La contrapartida de estas disminuciones, dado el aumento de las exportaciones y con servicios financieros crecientes, se encuentra en el ajuste del nivel de importaciones como proporción del PBI. Puede notarse que las variaciones en el período 1999-2000 fueron más fuertes que la del año 1995. Mientras los servicios financieros se mantuvieron crecientes en toda la década, los ingresos de capitales cayeron notablemente en 1995 en tanto que las exportaciones aumentaron significativamente. Hacia 1999-2000, estos movimientos se repiten pero de manera más pronunciada en el caso de los ingresos de capitales y, con exportaciones relativamente estables (respecto del año 1998), la reducción de las importaciones resultó más fuerte. Puede notarse además que en 1999 los términos de intercambio fueron desfavorables para la economía doméstica lo cual derivó en una pérdida de ingresos por dicha causa (alrededor de U$S 934 millones).

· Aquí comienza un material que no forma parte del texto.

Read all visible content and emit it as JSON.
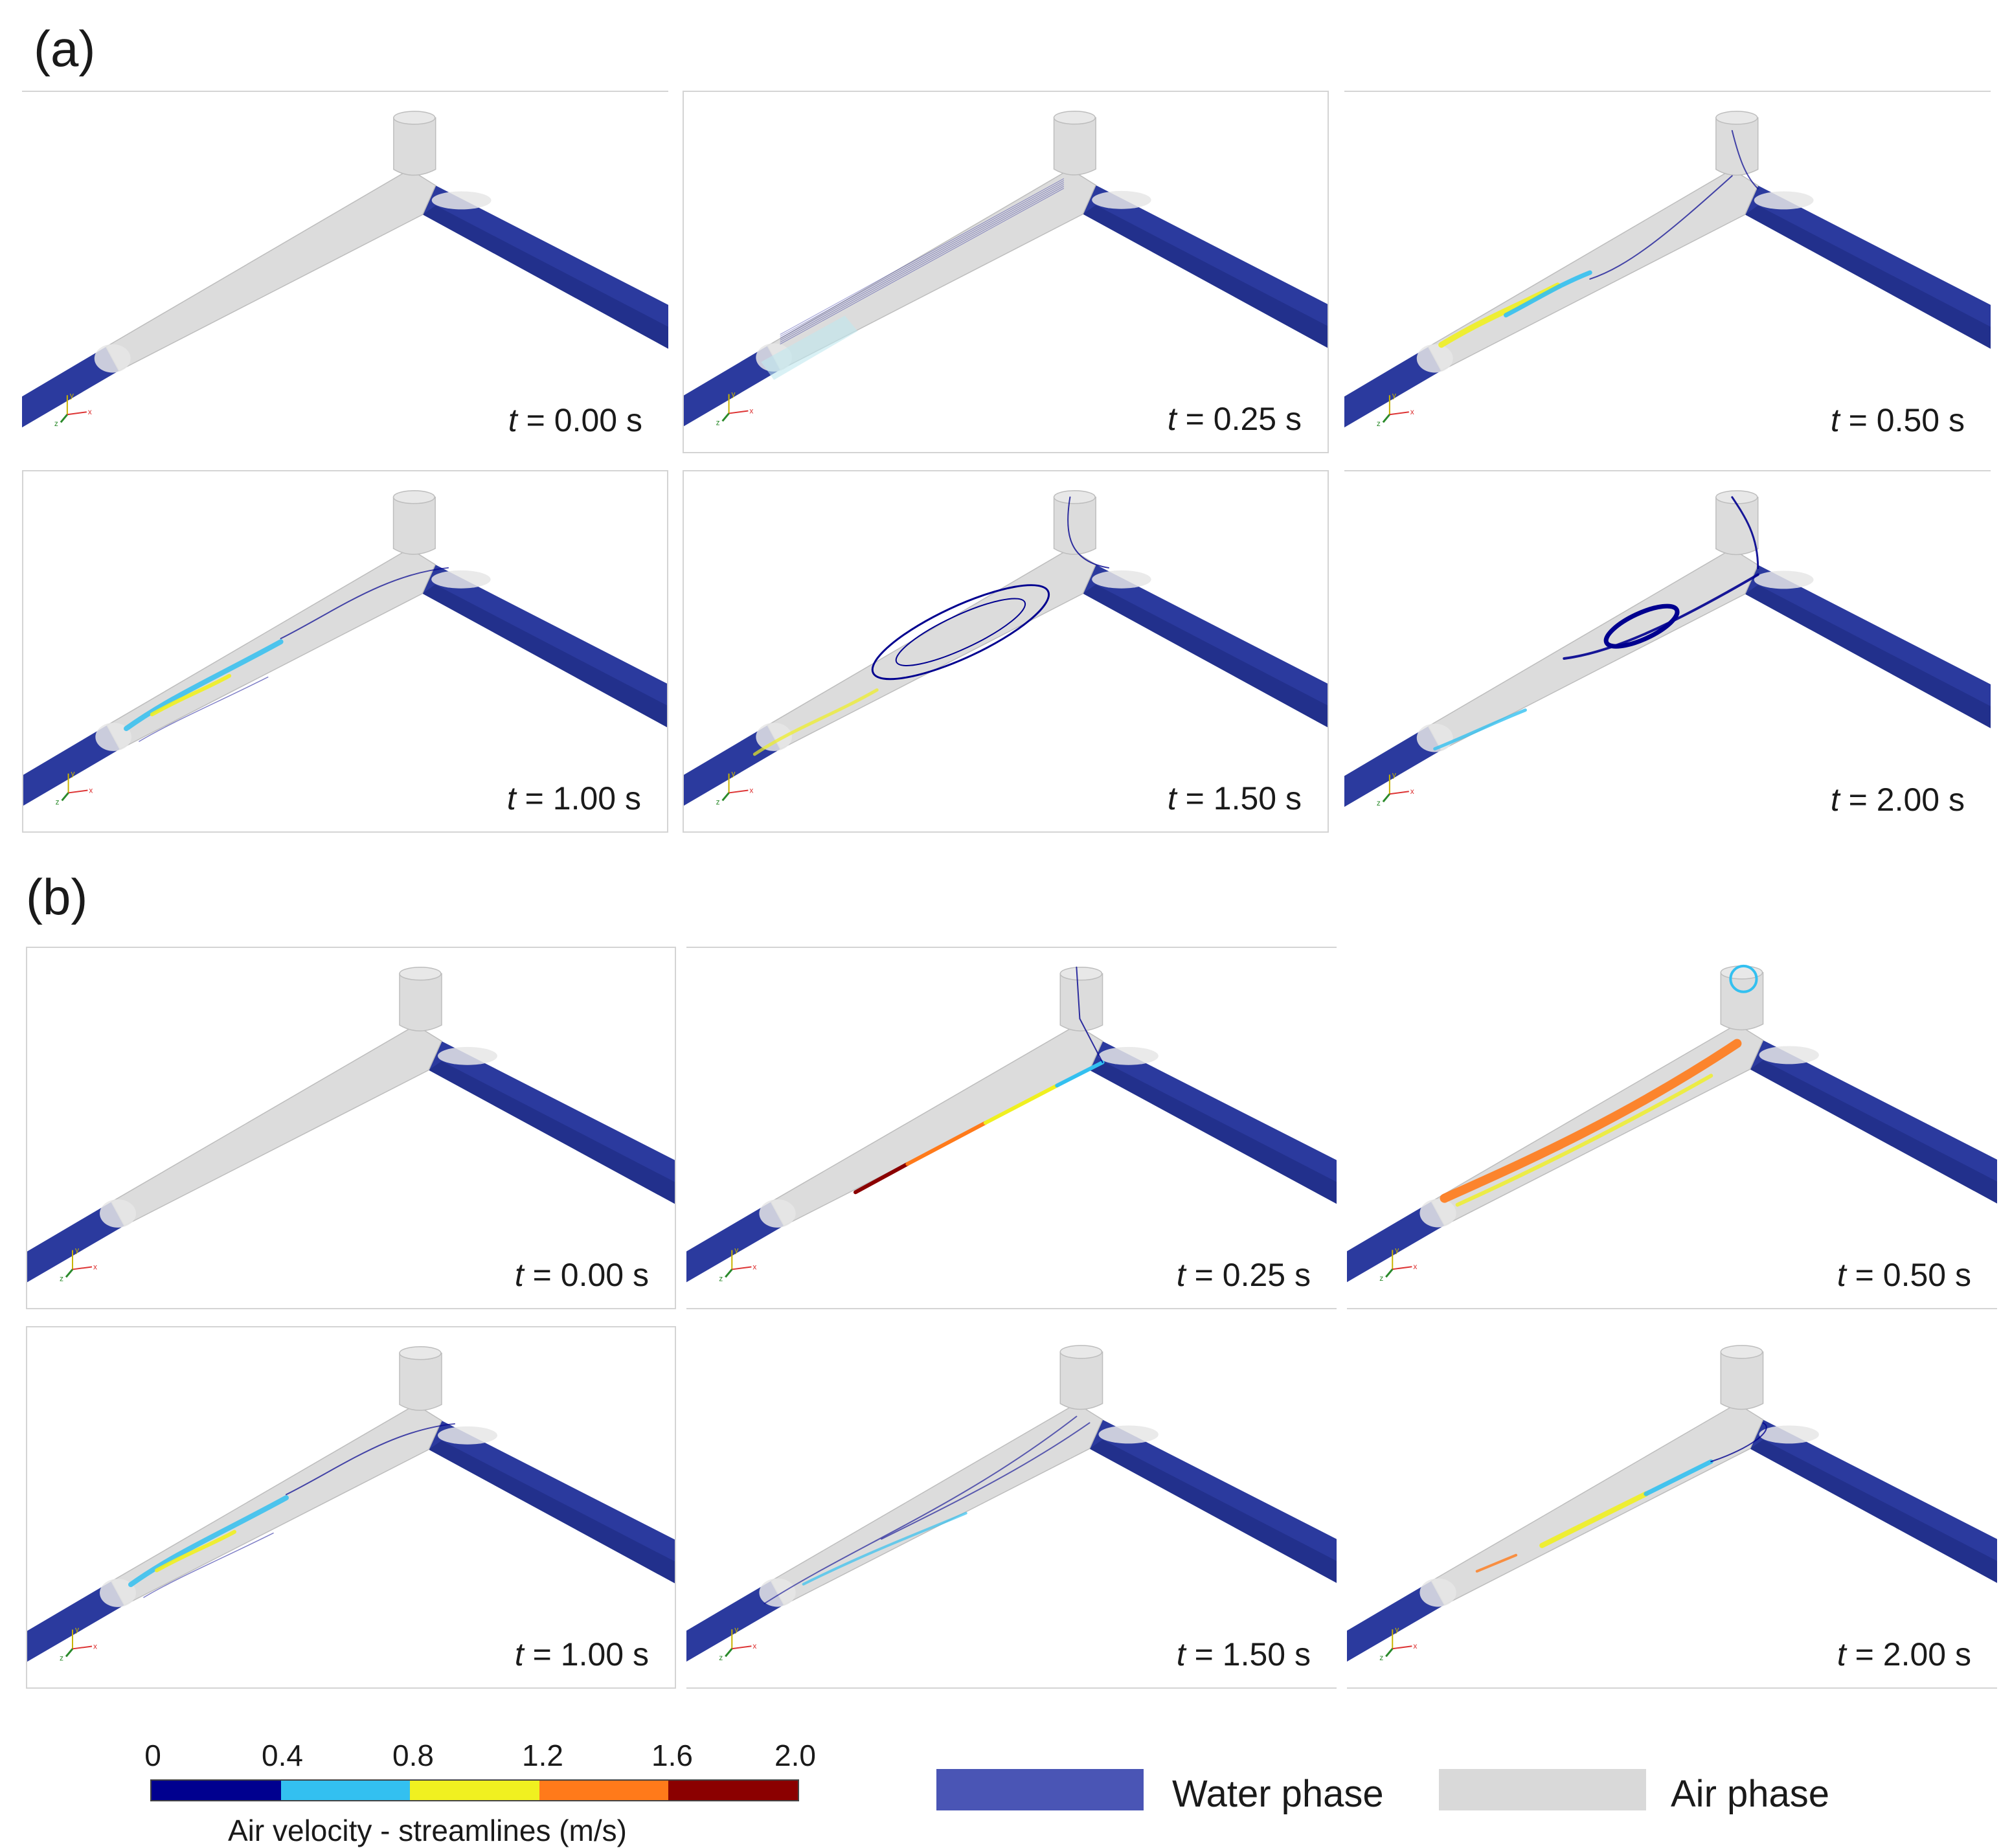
{
  "sections": [
    {
      "label": "(a)",
      "panels": [
        {
          "time": "0.00",
          "scene": "still"
        },
        {
          "time": "0.25",
          "scene": "faint"
        },
        {
          "time": "0.50",
          "scene": "early"
        },
        {
          "time": "1.00",
          "scene": "mid"
        },
        {
          "time": "1.50",
          "scene": "swirl"
        },
        {
          "time": "2.00",
          "scene": "vortex"
        }
      ]
    },
    {
      "label": "(b)",
      "panels": [
        {
          "time": "0.00",
          "scene": "still"
        },
        {
          "time": "0.25",
          "scene": "jet"
        },
        {
          "time": "0.50",
          "scene": "jetwide"
        },
        {
          "time": "1.00",
          "scene": "mid"
        },
        {
          "time": "1.50",
          "scene": "mixed"
        },
        {
          "time": "2.00",
          "scene": "recover"
        }
      ]
    }
  ],
  "time_prefix": "t",
  "time_unit": "s",
  "axis_triad": {
    "x": "x",
    "y": "y",
    "z": "z"
  },
  "colorbar": {
    "title": "Air velocity - streamlines (m/s)",
    "ticks": [
      "0",
      "0.4",
      "0.8",
      "1.2",
      "1.6",
      "2.0"
    ],
    "colors": [
      "#00008f",
      "#33c0f0",
      "#f0f020",
      "#ff7a1a",
      "#8b0000"
    ]
  },
  "phase_legend": [
    {
      "label": "Water phase",
      "color": "#4a55b5"
    },
    {
      "label": "Air phase",
      "color": "#d9d9d9"
    }
  ],
  "colors": {
    "water": "#2b3a9e",
    "water_dark": "#1c2a80",
    "air": "#dcdcdc",
    "air_edge": "#bdbdbd"
  }
}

(1) Este trabajo fue realizado por el Lic. Alejo Macaya, consultor de la Dirección de Bienes y Servicios Reales, bajo la supervisión de Mercedes Juaristi Llorens.
(2) El efecto de esta política puede observarse en los datos de recaudación en concepto de derechos de exportación. La recaudación de este tributo para los años 1990 y 1991 fue de U$S 560 millones y U$S 220 millones, respectivamente. En 1992 cayó a U$S 50 millones y se mantiene en valores aún más bajos durante toda la década.